Analizziamo ora il finale. La scena finale ci mostra Leonard riflettere mentre guida, dopo aver parlato con Teddy, e fermarsi davanti ad un negozio di tatuaggi, pronto a farsi tatuare la targa della macchina di Teddy stesso (dopo averlo condannato a essere la sua prossima vittima, il suo prossimo John G.). Cosa è reale e cosa no? Il film si sviluppa su tre linee temporali differenti: le scene in bianco e nero in cui Leonard si trova nel motel e parla al telefono fanno parte della linea temporale di mezzo che inizia quando il film finisce, dopo il tatuaggio della targa, per intenderci. La sequenza che temporalmente segue le scene in bianco e nero è quella nella quale è presente l’uccisione di un tale John G. da parte di Leonard e le vicende con Teddy e Natalie (Carrie-Anne Moss).
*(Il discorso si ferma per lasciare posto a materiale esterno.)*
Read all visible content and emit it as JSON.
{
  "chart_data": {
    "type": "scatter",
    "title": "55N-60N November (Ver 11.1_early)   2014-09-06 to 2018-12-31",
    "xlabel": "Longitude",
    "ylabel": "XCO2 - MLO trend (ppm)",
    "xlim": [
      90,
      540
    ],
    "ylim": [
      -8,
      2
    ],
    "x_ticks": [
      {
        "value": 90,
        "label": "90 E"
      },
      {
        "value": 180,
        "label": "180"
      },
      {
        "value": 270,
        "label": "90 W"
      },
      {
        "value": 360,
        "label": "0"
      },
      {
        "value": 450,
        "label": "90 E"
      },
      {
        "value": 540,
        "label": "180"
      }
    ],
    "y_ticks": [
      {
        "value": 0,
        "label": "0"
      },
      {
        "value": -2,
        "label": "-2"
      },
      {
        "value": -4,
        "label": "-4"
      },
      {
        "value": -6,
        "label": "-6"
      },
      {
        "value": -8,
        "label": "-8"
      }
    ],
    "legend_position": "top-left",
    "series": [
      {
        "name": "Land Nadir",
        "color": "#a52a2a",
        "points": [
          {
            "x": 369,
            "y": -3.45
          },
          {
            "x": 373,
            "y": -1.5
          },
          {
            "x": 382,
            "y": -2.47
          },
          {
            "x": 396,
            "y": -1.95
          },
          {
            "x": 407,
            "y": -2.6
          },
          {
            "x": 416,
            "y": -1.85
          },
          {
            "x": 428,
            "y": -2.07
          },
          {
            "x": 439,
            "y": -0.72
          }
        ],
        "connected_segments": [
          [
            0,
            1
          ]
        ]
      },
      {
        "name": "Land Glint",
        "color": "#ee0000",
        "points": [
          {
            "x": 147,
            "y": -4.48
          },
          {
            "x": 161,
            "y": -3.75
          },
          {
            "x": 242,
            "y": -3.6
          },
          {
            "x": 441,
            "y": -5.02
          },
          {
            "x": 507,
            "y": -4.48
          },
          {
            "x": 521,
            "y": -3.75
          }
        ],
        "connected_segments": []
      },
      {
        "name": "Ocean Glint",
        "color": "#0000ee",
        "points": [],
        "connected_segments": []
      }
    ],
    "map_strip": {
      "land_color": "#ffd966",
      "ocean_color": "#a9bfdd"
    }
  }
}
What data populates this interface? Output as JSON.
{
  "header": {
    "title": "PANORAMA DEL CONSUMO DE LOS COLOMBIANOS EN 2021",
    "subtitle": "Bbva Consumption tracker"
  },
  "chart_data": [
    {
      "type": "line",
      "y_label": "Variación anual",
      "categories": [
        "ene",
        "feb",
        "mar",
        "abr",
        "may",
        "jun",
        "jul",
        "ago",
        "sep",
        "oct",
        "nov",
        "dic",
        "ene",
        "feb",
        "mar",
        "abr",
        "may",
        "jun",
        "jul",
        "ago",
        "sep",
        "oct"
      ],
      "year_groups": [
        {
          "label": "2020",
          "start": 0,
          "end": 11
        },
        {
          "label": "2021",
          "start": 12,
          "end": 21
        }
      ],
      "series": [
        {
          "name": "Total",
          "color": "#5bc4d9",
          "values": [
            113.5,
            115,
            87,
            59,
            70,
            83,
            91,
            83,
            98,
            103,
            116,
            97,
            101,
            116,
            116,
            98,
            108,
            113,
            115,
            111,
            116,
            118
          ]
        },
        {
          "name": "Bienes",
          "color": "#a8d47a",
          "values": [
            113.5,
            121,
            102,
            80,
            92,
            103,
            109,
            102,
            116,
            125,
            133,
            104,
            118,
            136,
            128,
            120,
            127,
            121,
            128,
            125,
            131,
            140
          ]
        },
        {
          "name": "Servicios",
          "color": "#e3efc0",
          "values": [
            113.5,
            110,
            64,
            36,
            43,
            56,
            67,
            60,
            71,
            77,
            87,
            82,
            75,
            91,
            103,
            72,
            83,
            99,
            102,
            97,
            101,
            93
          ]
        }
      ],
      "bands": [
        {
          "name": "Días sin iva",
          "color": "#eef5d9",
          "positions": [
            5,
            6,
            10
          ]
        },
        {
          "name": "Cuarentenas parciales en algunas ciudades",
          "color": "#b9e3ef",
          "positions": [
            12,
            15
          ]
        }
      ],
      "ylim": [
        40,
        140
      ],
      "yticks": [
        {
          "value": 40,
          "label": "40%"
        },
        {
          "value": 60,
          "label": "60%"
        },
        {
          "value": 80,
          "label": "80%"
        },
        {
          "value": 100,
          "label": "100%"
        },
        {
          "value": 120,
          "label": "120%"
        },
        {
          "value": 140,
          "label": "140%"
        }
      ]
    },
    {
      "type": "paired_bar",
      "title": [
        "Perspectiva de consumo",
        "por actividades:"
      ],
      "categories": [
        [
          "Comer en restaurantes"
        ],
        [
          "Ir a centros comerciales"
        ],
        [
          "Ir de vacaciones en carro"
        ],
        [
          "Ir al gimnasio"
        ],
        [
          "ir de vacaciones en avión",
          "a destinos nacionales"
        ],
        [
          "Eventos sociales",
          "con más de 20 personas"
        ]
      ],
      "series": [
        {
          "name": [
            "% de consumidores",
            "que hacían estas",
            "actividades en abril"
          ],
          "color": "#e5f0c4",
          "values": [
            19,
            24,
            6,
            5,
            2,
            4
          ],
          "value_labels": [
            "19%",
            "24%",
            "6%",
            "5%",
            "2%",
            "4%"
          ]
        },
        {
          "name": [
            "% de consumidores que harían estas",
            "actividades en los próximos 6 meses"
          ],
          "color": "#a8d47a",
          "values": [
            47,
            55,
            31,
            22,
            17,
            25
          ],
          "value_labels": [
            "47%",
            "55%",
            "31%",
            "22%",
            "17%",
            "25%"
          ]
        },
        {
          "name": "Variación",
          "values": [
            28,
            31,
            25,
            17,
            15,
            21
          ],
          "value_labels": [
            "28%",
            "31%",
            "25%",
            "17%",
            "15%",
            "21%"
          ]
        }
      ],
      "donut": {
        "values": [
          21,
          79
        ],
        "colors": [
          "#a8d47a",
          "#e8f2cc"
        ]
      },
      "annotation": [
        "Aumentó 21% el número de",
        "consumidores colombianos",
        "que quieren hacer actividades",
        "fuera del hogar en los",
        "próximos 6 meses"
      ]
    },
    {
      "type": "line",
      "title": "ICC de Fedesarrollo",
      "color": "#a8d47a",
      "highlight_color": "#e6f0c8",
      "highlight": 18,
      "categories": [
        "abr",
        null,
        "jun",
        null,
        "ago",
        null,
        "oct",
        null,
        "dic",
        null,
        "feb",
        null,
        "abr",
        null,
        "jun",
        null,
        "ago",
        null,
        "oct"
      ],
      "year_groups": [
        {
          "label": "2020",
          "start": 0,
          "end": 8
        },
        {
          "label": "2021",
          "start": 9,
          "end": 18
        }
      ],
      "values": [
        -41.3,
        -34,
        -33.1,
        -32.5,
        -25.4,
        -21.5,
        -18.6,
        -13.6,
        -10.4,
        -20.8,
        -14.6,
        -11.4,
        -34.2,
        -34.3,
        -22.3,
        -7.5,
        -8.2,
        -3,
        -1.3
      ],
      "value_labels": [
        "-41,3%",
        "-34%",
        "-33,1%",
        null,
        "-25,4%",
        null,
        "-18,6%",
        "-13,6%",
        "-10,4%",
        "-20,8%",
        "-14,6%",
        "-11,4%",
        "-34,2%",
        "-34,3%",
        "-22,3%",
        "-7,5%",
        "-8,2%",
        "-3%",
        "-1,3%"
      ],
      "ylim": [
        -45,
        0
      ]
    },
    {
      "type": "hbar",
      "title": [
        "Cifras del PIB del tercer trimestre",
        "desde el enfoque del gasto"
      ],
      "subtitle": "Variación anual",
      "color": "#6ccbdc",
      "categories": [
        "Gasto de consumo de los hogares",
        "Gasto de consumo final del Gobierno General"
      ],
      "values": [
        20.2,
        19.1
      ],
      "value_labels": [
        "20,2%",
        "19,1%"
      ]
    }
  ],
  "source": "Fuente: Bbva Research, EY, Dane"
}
Vi ricordate di Sammy Jankis? Verso la fine Teddy sembra rivelare al protagonista e al pubblico la realtà. Sammy Jankis non esiste, oppure è solo uno con lo stesso disturbo di Leonard chiuso in un ospedale psichiatrico, dunque chi ha ucciso la moglie con ripetute iniezioni è proprio lui: Shelby.

Chi ha ucciso…

Allora il protagonista ha ucciso in questo modo la moglie che non accettava la sua malattia e in seguito ha creato la complessa storia dello stupro e dell’uccisione dell’amata poiché non in grado di accettare le proprie azioni, per avere uno scopo? Forse. Questa è sicuramente una delle ipotesi e delle soluzioni che più sembra fai combaciare i frammenti montati animatamente durante tutto il film.

Ci sono però alcune discrepanze e tranelli. Durante il monologo finale, se si presta attenzione si possono notare dei fugaci frammenti video che inquadrano Leonard a letto abbracciato alla moglie, sereno e spensierato, ma sul suo petto si distingue perfettamente un tatuaggio: John G. raped and murdered my wife. Com’è possibile se ella si trova viva e vegeta di fianco a lui? Oltretutto il pezzo forte è un altro, sotto al citato tatuaggio è infatti presente una seconda scritta tatuata sotto pelle, I’VE DONE IT. Il luogo del tatuaggio è quello che egli stesso indica in una fotografia antecedente, il posto che tutto fiero indica nell’istantanea scattata dopo l’uccisione di un John G.

=ê™e

Un potente mix finale

La realtà si mescola ai ricordi. Per chi ha visto “Strade Perdute” l’analogia/contrapposizione tra i personaggi principali colpisce, ricordate la frase nel film di Lynch?

‘Non mi piacciono le telecamere, a me piace ricordare le cose come le ricordo io.’

Mentre un iniziale Leonard dedito ai fatti e caparbio nel perseguire la verità oggettiva del mondo esterno, finisce per decidere di costruire la propria realtà, nella quale egli non è vittima dei giochi altrui, bensì giustiziere. L’ingannatore di sé stesso.

“La memoria può cambiare la forma di una stanza, il colore di una macchina. I ricordi possono essere distorti; sono una nostra interpretazione, non sono la realtà; sono irrilevanti rispetto ai fatti.”                                                                                                              

                                                                                                                       Leonard Shelby

È molto probabile che non esista una soluzione finale alle nostre domande, però i fratelli Nolan ci hanno regalato emozioni con questo film, hanno offerto spunti di riflessione non scontati narrando la vicenda destrutturandone le sequenze di causa-effetto per immergere lo spettatore nella malattia che affligge il protagonista. Guardate “Memento” ancora e ancora, sempre con occhi nuovi, alla continua scoperta di un particolare fino ad ora sempre sfuggito; chissà, magari riuscirete a svelarne i misteri.